Anne Laura Kraak from Deakin University shares her lessons from her ongoing research on the application of a human rights based approach to the heritage of Bagan. And she offers some surprising ideas. _________________
Human rights-based approaches have been around in the development and aid sector for 15-20 years and in 2003 they became official policy of several UN agencies, including UNESCO (United Nations Educational Scientific and Cultural Organisation). One of UNESCO’s most famous programmes is that of World Heritage protection.
In recent years, it has become increasingly apparent that human rights can be at stake when World Heritage sites are protected. For example, while unique, special or stunning sites are protected, communities are evicted from their homes and land, development restrictions trap people in poverty, and access to sacred/spiritual sites or practices is denied. So is a human rights approach a useful way to understand heritage work?
Currently, a World Heritage nomination for Bagan is being prepared and my research is about the potential of human rights-based approaches to address issues of social justice at this site. Here are five lessons I’ve learnt:
1. Human rights language is not used much in the context of the World Heritage nomination. There are several explanations for this. It remains a sensitive topic in Myanmar and is sometimes deliberately avoided, but it is also not clear whether ‘human rights’ are able to provide answers to some of the challenges Bagan faces.
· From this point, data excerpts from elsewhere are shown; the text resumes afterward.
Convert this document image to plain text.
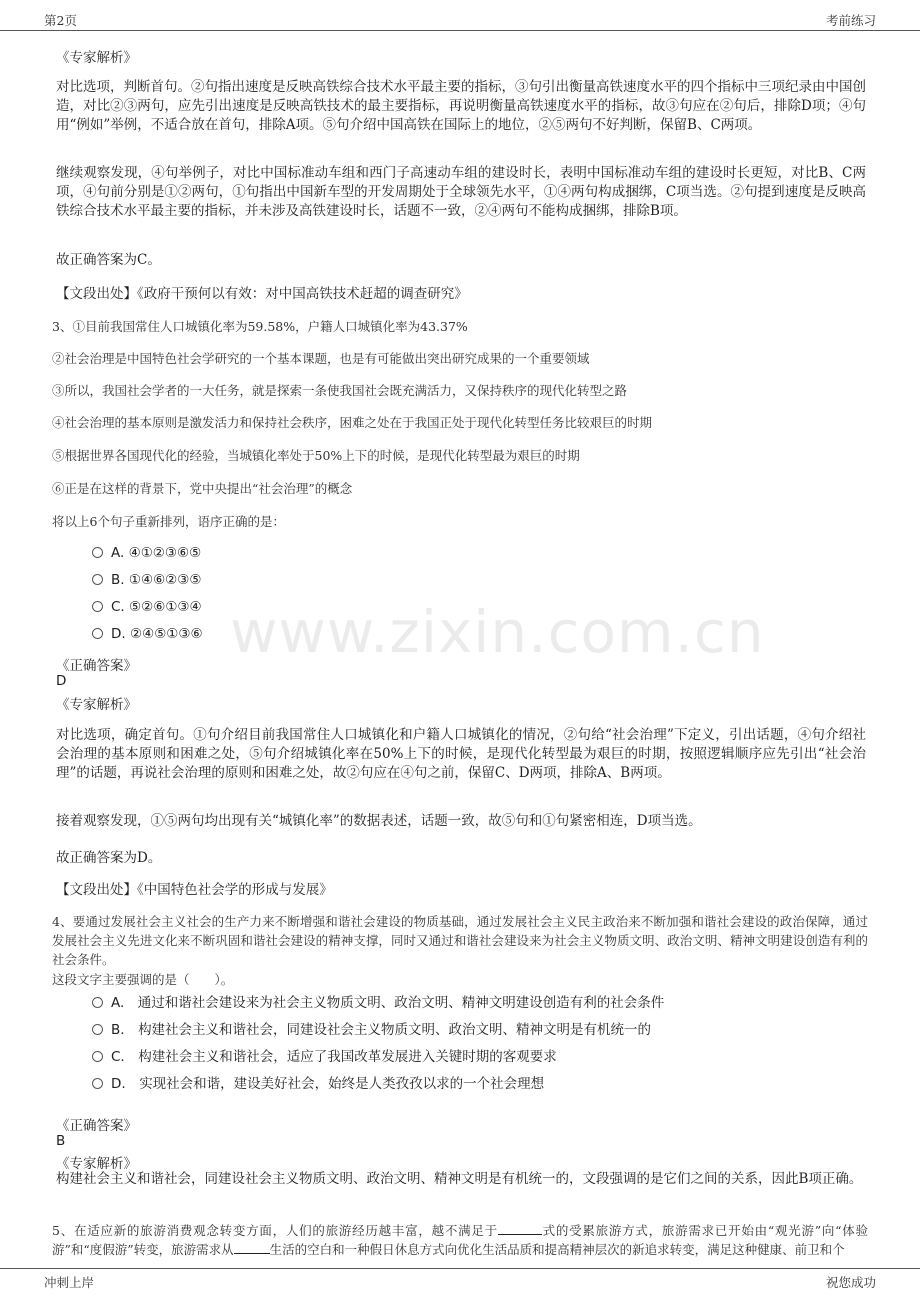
第2页	考前练习
www.zixin.com.cn
《专家解析》
对比选项，判断首句。②句指出速度是反映高铁综合技术水平最主要的指标，③句引出衡量高铁速度水平的四个指标中三项纪录由中国创造，对比②③两句，应先引出速度是反映高铁技术的最主要指标，再说明衡量高铁速度水平的指标，故③句应在②句后，排除D项；④句用“例如”举例，不适合放在首句，排除A项。⑤句介绍中国高铁在国际上的地位，②⑤两句不好判断，保留B、C两项。
继续观察发现，④句举例子，对比中国标准动车组和西门子高速动车组的建设时长，表明中国标准动车组的建设时长更短，对比B、C两项，④句前分别是①②两句，①句指出中国新车型的开发周期处于全球领先水平，①④两句构成捆绑，C项当选。②句提到速度是反映高铁综合技术水平最主要的指标，并未涉及高铁建设时长，话题不一致，②④两句不能构成捆绑，排除B项。
故正确答案为C。
【文段出处】《政府干预何以有效：对中国高铁技术赶超的调查研究》
3、①目前我国常住人口城镇化率为59.58%，户籍人口城镇化率为43.37%
②社会治理是中国特色社会学研究的一个基本课题，也是有可能做出突出研究成果的一个重要领域
③所以，我国社会学者的一大任务，就是探索一条使我国社会既充满活力，又保持秩序的现代化转型之路
④社会治理的基本原则是激发活力和保持社会秩序，困难之处在于我国正处于现代化转型任务比较艰巨的时期
⑤根据世界各国现代化的经验，当城镇化率处于50%上下的时候，是现代化转型最为艰巨的时期
⑥正是在这样的背景下，党中央提出“社会治理”的概念
将以上6个句子重新排列，语序正确的是：
A. ④①②③⑥⑤
B. ①④⑥②③⑤
C. ⑤②⑥①③④
D. ②④⑤①③⑥
《正确答案》
D
《专家解析》
对比选项，确定首句。①句介绍目前我国常住人口城镇化和户籍人口城镇化的情况，②句给“社会治理”下定义，引出话题，④句介绍社会治理的基本原则和困难之处，⑤句介绍城镇化率在50%上下的时候，是现代化转型最为艰巨的时期，按照逻辑顺序应先引出“社会治理”的话题，再说社会治理的原则和困难之处，故②句应在④句之前，保留C、D两项，排除A、B两项。
接着观察发现，①⑤两句均出现有关“城镇化率”的数据表述，话题一致，故⑤句和①句紧密相连，D项当选。
故正确答案为D。
【文段出处】《中国特色社会学的形成与发展》
4、要通过发展社会主义社会的生产力来不断增强和谐社会建设的物质基础，通过发展社会主义民主政治来不断加强和谐社会建设的政治保障，通过发展社会主义先进文化来不断巩固和谐社会建设的精神支撑，同时又通过和谐社会建设来为社会主义物质文明、政治文明、精神文明建设创造有利的社会条件。
这段文字主要强调的是（　　）。
A.　 通过和谐社会建设来为社会主义物质文明、政治文明、精神文明建设创造有利的社会条件
B.　 构建社会主义和谐社会，同建设社会主义物质文明、政治文明、精神文明是有机统一的
C.　 构建社会主义和谐社会，适应了我国改革发展进入关键时期的客观要求
D.　 实现社会和谐，建设美好社会，始终是人类孜孜以求的一个社会理想
《正确答案》
B
《专家解析》
构建社会主义和谐社会，同建设社会主义物质文明、政治文明、精神文明是有机统一的，文段强调的是它们之间的关系，因此B项正确。
5、在适应新的旅游消费观念转变方面，人们的旅游经历越丰富，越不满足于	式的受累旅游方式，旅游需求已开始由“观光游”向“体验游”和“度假游”转变，旅游需求从	生活的空白和一种假日休息方式向优化生活品质和提高精神层次的新追求转变，满足这种健康、前卫和个
冲刺上岸	祝您成功
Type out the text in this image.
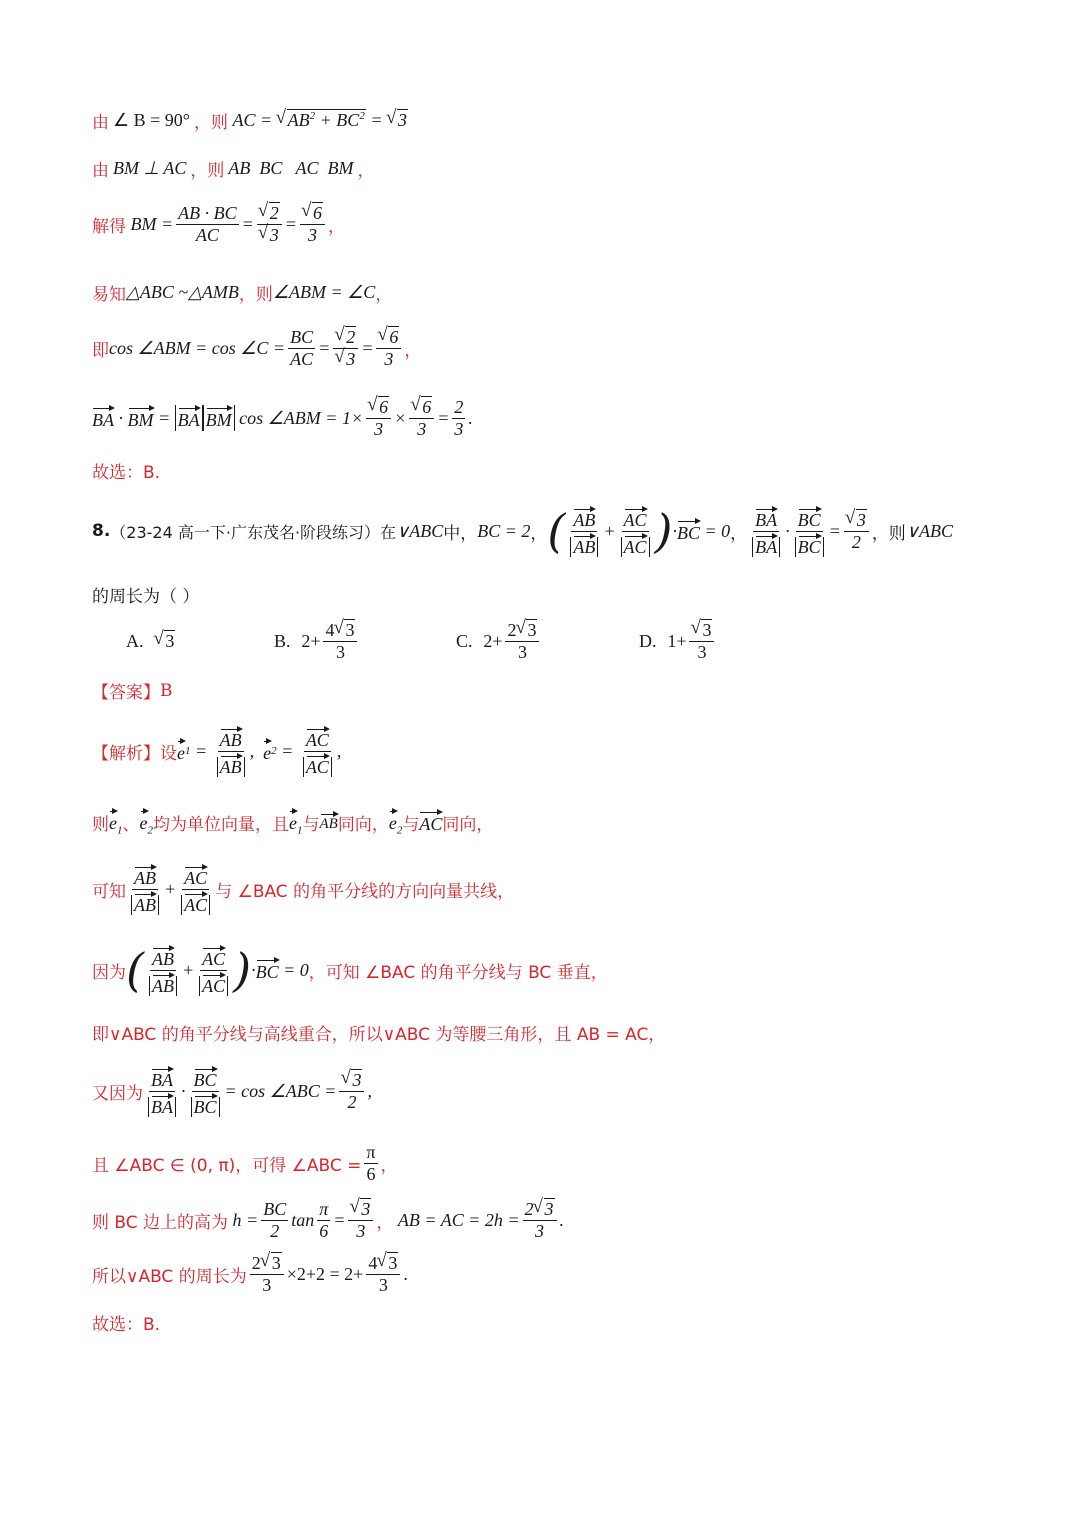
由 ∠ B = 90° ，则 AC = √ $AB^2 + BC^2$ = √ 3
由 BM ⊥ AC ，则 AB  BC   AC  BM ，
解得 BM = $\frac{AB \cdot BC}{AC}$ = √ 2
√ 3 = √ $\frac{6}{3}$ ，
易知 △ABC ~△AMB ，则 ∠ABM = ∠C ，
即 cos ∠ABM = cos ∠C = $\frac{BC}{AC}$ = √ 2
√ 3 = √ $\frac{6}{3}$ ，
BA · BM = BA BM cos ∠ABM = 1× √ $\frac{6}{3}$ × √ $\frac{6}{3} = \frac{2}{3}$ .
故选：B.
8. （23-24 高一下·广东茂名·阶段练习）在 ∨ABC 中， BC = 2 ， ( $\frac{AB}{AB} + \frac{AC}{AC}$ ) · BC = 0 ， $\frac{BA}{BA} \cdot \frac{BC}{BC}$ = √ $\frac{3}{2}$ ，则 ∨ABC
的周长为（ ）
A.
	√ 3	B.
$2+ \frac{4 √ 3}{3}$	C.
$2+ \frac{2 √ 3}{3}$	D.
1+ √ $\frac{3}{3}$
【答案】 B
【解析】 设 e $1 = \frac{AB}{AB}$ , e $2 = \frac{AC}{AC}$ ,
则 $e_1$ 、 $e_2$ 均为单位向量，且 $e_1$ 与 AB 同向， $e_2$ 与 AC 同向，
可知 $\frac{AB}{AB} + \frac{AC}{AC}$ 与 ∠BAC 的角平分线的方向向量共线，
因为 ( $\frac{AB}{AB} + \frac{AC}{AC}$ ) · BC = 0 ，可知 ∠BAC 的角平分线与 BC 垂直，
即∨ABC 的角平分线与高线重合，所以∨ABC 为等腰三角形，且 AB = AC，
又因为 $\frac{BA}{BA} \cdot \frac{BC}{BC} = \cos$ ∠ABC = √ $\frac{3}{2}$ ,
且 ∠ABC ∈ (0, π)，可得 ∠ABC = $\frac{\pi}{6}$ ，
则 BC 边上的高为 $h = \frac{BC}{2}$ $\tan \frac{\pi}{6}$ = √ $\frac{3}{3}$ ， AB = AC = $2h = \frac{2 √ 3}{3}$ .
所以∨ABC 的周长为 $\frac{2 √ 3}{3} \times 2+2 = 2+ \frac{4 √ 3}{3}$ .
故选：B.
2. It is unclear what the meaning of cultural rights is in Bagan. Many pagodas underwent major reconstructions and renovations as part of Buddhist merit making projects. This is contrary to international conservation standards, which aim to conserve old buildings their ‘original’ way. Do cultural rights mean the right to renovate and reconstruct pagodas, or the right to conserve monuments for future generations? Who decides?
3. Human rights are in conflict with each other in Bagan: such as development rights and cultural rights. Tourism and associated development are rapidly increasing. This is great for many people who see opportunities to raise their standard of living. To prevent damage to the ancient pagodas, World Heritage protection comes with certain development restrictions (which are currently being negotiated). The protection of cultural rights (access to and the enjoyment of the landscape and the pagodas) can be in conflict with the right to development.
4. There may be a lot of international talk about human rights-based approaches, but how can they be enforced? In Myanmar, capacity to enforce laws remains low. But the international community is not doing much better. There are few effective enforcement mechanisms to prevent human rights violations (Before the reforms, Myanmar has shown that neither sanctions nor business as usual are likely get leaders to respect human rights).
5. Despite its popularity, a universalistic language like human rights may not always be the most appropriate or effective way to address ethical challenges and ensure social justice. Depending on the context, other terms (maybe participation or sustainability or perhaps a local concept or understanding) have more potential.